İnsanlar hayat yolculuğunda kimi zaman bir durak arar, kimi zaman da bir rehber. Bu
rehber, bazen bir kitap, bazen bir fikir, bazen de yaşayan bir şahsiyet olur. Abdülaziz
Bayındır Hoca, işte böyle bir rehberdir; bilgeliği, samimiyeti ve çalışkanlığıyla pek çok
kişiye ışık tutmuş bir güzel insandır.
Onun adı anıldığında, akla ilk gelen şey, dinî meselelerdeki berrak düşüncesi ve
İslam’ı sade, anlaşılır bir şekilde anlatma çabasıdır. O, bilgiyi bir hazine gibi saklamak
yerine, herkesin faydalanabileceği bir miras haline getirmek için mücadele etmiştir.
Yalnızca teorik bir âlim değil, aynı zamanda yaşantısıyla örnek bir insandır. İman ve
akıl arasında sağlam bir köprü kurarak, dinî meseleleri modern dünyanın
gerçekleriyle uyumlu bir şekilde ele almıştır.
Abdülaziz Hoca’nın öğretileri, bilgiyle donatılmış bir insanın, vicdanını ve aklını rehber
edinerek nasıl bir denge içinde yaşayabileceğini göstermiştir. Onun konuşmalarında,
insanı saran bir samimiyet vardır. Süslü sözlerden ve karmaşık ifadelerden uzak
durur; çünkü onun amacı insanları etkilemek değil, onlara fayda sağlamaktır.
Hayatını İslam’ın temel prensiplerini doğru bir şekilde anlatmaya adayan Hoca,
tartışmalı konularda da cesur bir duruş sergiler. Gerek Kur’an-ı Kerim’e olan vurgusu
gerekse hadisleri anlama konusundaki hassasiyeti, onun ne kadar titiz bir ilim adamı
olduğunu gösterir. O, sadece eleştiren değil, çözüm sunan bir âlimdir.
Ancak Abdülaziz Hoca’yı sadece ilmî yönüyle anmak, onu eksik tanımak olur. Onun
yüreği, insan sevgisiyle doludur. Toplumun her kesimine hitap eden bir anlayışa
sahiptir. Kendisine yöneltilen sorulara sabırla cevap verir, eleştirilere yapıcı bir şekilde
yaklaşır. İnsanların kalbine dokunan bu tavrı, onu bir hoca olmanın ötesine taşır; onu
bir dost, bir ağabey yapar.
Bu dünyada güzel insanlar azdır; çünkü güzellik, yalnızca surette değil, özde
aranmalıdır.
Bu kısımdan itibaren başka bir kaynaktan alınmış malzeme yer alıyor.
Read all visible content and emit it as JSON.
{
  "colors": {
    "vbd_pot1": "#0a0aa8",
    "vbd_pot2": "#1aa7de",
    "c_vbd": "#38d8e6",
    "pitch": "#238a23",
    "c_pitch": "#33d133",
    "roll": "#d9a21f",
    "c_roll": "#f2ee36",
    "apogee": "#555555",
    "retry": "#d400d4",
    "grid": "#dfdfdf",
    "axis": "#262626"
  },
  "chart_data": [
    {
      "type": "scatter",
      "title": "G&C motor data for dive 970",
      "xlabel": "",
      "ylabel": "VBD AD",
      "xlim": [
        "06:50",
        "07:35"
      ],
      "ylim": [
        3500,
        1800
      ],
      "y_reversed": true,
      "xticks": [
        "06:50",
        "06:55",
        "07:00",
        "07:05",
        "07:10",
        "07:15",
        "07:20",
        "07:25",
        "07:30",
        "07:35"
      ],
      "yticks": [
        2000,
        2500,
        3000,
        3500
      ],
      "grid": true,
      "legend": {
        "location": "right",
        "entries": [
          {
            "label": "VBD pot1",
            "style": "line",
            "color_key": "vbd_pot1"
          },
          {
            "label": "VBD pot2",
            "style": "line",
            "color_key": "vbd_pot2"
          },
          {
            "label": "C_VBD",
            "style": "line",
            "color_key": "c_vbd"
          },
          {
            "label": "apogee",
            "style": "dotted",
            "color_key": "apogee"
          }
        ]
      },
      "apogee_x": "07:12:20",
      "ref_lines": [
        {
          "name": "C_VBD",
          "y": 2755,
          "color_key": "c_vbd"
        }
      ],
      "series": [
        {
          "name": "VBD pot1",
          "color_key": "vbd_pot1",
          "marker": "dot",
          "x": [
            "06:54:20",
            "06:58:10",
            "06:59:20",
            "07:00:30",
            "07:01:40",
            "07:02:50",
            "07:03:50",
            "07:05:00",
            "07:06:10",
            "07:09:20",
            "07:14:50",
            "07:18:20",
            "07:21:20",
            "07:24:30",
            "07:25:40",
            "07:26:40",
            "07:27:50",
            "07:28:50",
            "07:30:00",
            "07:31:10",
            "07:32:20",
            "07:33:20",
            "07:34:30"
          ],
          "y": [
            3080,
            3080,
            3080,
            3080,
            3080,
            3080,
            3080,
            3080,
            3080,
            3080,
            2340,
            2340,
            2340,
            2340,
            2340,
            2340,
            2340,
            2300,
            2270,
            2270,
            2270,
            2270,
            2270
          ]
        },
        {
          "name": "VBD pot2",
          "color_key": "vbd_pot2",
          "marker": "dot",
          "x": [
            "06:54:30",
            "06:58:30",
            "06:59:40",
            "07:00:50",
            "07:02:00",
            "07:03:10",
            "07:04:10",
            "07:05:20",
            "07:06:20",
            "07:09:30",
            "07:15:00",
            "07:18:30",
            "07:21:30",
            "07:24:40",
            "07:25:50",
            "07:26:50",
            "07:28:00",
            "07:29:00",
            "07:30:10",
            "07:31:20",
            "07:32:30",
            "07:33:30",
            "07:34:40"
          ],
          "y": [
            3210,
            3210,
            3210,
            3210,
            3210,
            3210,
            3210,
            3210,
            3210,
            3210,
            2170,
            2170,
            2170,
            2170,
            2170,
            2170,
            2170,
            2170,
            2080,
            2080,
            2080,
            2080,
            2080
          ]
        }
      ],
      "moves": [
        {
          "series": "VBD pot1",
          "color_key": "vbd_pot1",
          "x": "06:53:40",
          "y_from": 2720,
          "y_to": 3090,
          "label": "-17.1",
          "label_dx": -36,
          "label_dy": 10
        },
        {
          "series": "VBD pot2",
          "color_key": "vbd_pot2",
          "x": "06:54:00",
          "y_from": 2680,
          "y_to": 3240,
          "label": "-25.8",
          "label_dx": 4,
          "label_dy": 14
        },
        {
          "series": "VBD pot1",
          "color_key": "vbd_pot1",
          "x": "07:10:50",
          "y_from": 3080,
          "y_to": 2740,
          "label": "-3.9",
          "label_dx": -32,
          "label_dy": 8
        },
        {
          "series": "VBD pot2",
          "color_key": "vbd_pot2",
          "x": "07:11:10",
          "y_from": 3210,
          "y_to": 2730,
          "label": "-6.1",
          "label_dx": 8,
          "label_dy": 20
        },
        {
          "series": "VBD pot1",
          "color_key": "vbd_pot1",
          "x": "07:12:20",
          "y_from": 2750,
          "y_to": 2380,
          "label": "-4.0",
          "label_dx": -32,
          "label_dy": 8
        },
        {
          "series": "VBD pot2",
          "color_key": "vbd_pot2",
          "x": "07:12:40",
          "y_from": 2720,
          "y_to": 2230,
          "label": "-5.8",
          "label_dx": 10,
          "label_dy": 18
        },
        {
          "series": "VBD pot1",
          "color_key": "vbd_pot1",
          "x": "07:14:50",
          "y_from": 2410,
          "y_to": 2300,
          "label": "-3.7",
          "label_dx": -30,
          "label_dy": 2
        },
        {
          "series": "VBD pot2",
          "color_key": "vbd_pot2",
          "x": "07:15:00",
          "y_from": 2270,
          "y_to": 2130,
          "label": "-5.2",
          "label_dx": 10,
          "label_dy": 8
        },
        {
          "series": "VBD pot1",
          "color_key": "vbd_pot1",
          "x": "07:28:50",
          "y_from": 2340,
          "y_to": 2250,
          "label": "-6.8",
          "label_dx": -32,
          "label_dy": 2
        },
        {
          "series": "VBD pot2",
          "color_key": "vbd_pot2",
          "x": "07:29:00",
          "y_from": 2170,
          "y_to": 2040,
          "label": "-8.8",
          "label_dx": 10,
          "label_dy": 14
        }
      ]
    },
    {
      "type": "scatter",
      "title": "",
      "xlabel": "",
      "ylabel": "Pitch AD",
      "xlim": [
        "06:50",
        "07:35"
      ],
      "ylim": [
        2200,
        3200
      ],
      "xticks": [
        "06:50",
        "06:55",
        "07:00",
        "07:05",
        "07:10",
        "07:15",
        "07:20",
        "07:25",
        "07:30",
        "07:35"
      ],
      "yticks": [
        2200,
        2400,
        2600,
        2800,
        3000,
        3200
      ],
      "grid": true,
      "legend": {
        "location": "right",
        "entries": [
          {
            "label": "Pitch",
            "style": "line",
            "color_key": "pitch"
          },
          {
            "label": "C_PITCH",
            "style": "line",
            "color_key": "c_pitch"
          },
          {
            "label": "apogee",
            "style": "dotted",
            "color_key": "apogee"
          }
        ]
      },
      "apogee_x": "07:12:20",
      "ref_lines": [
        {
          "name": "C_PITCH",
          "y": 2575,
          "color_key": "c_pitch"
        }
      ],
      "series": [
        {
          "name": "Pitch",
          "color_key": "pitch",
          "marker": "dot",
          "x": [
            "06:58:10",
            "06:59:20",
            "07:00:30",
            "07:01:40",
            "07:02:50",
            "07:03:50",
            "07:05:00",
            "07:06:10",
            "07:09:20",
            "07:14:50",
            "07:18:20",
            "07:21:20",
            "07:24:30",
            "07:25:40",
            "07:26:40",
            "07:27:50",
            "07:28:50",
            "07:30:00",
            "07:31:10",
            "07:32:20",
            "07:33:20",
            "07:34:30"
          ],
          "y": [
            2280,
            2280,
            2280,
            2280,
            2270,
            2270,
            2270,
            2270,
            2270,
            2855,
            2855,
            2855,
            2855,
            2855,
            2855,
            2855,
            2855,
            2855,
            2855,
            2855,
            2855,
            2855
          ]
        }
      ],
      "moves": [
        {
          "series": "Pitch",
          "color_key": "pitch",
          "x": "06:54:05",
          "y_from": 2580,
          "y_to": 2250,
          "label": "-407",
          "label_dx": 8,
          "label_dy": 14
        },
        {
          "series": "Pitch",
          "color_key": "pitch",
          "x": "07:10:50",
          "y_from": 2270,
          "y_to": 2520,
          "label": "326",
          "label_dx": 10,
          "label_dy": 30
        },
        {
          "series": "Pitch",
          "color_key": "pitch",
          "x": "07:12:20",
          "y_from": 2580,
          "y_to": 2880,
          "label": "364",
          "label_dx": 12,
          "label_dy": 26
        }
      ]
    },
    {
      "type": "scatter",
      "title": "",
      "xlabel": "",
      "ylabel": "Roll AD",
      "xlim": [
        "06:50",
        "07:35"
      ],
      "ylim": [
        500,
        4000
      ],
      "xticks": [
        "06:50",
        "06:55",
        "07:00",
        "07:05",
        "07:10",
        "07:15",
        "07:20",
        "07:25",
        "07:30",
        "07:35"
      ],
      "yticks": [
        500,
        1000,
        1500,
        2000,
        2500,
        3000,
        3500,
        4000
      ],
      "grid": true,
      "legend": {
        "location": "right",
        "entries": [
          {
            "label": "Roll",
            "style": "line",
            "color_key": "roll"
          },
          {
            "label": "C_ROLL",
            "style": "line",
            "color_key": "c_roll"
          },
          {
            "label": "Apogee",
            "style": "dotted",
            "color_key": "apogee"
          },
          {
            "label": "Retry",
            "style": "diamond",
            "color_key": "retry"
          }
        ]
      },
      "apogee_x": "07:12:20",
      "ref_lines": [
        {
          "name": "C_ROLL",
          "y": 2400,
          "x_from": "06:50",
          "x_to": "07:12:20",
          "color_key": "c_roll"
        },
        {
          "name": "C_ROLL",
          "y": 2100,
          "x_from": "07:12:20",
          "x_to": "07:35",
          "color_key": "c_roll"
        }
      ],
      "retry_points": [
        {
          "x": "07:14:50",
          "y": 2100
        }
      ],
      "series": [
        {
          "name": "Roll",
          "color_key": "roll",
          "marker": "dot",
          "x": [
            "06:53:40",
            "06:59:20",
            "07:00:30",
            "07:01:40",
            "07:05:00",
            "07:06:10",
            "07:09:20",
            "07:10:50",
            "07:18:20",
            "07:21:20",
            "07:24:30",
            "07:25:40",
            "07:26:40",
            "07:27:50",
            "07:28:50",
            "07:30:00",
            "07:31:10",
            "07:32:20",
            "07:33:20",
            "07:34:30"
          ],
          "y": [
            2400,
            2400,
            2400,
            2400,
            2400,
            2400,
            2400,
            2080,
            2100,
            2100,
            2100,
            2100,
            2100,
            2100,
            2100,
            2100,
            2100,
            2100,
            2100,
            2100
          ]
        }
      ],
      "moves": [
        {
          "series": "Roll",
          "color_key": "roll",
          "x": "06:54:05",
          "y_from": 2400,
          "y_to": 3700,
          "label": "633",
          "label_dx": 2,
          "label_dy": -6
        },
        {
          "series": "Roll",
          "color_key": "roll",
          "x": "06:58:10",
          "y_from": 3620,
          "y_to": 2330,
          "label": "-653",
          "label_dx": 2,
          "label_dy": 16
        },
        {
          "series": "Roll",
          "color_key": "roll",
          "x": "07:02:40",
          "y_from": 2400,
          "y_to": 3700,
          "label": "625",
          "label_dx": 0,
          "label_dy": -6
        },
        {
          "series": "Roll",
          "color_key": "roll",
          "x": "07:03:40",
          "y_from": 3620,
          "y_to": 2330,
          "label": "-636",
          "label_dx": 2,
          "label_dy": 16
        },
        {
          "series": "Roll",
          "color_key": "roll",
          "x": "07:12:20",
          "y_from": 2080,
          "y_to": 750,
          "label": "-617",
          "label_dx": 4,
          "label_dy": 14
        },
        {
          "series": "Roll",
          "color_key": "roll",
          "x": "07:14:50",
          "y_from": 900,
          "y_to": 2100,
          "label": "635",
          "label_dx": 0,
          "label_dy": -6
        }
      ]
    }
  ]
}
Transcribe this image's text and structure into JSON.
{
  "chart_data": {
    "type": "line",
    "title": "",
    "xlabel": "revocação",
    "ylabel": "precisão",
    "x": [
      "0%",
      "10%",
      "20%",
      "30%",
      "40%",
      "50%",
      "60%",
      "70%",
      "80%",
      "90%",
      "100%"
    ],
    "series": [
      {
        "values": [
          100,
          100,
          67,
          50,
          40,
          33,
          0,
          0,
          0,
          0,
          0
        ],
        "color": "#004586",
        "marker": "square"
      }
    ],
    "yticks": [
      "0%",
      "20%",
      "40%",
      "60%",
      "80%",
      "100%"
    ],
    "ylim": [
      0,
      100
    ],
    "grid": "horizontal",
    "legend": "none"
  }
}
Abdülaziz Bayındır Hoca, özünde güzel olan insanlardan biridir. İlmiyle,
tevazusuyla, gayretiyle ve samimiyetiyle bizlere şunu öğretir: Gerçek bilgelik, insanın
hem aklına hem de kalbine hitap edebilmektir.
Onun gibi bir rehberle aynı çağda yaşamış olmak, büyük bir nimettir. Hoca’nın izinden
yürüyen herkes, bilgiyi aydınlık bir meşale gibi elden ele taşıyacak ve onun mirasını
geleceğe aktarmaya devam edecektir. Bu deneme, ona duyduğumuz sevginin ve
hayranlığın küçük bir nişanesi olsun.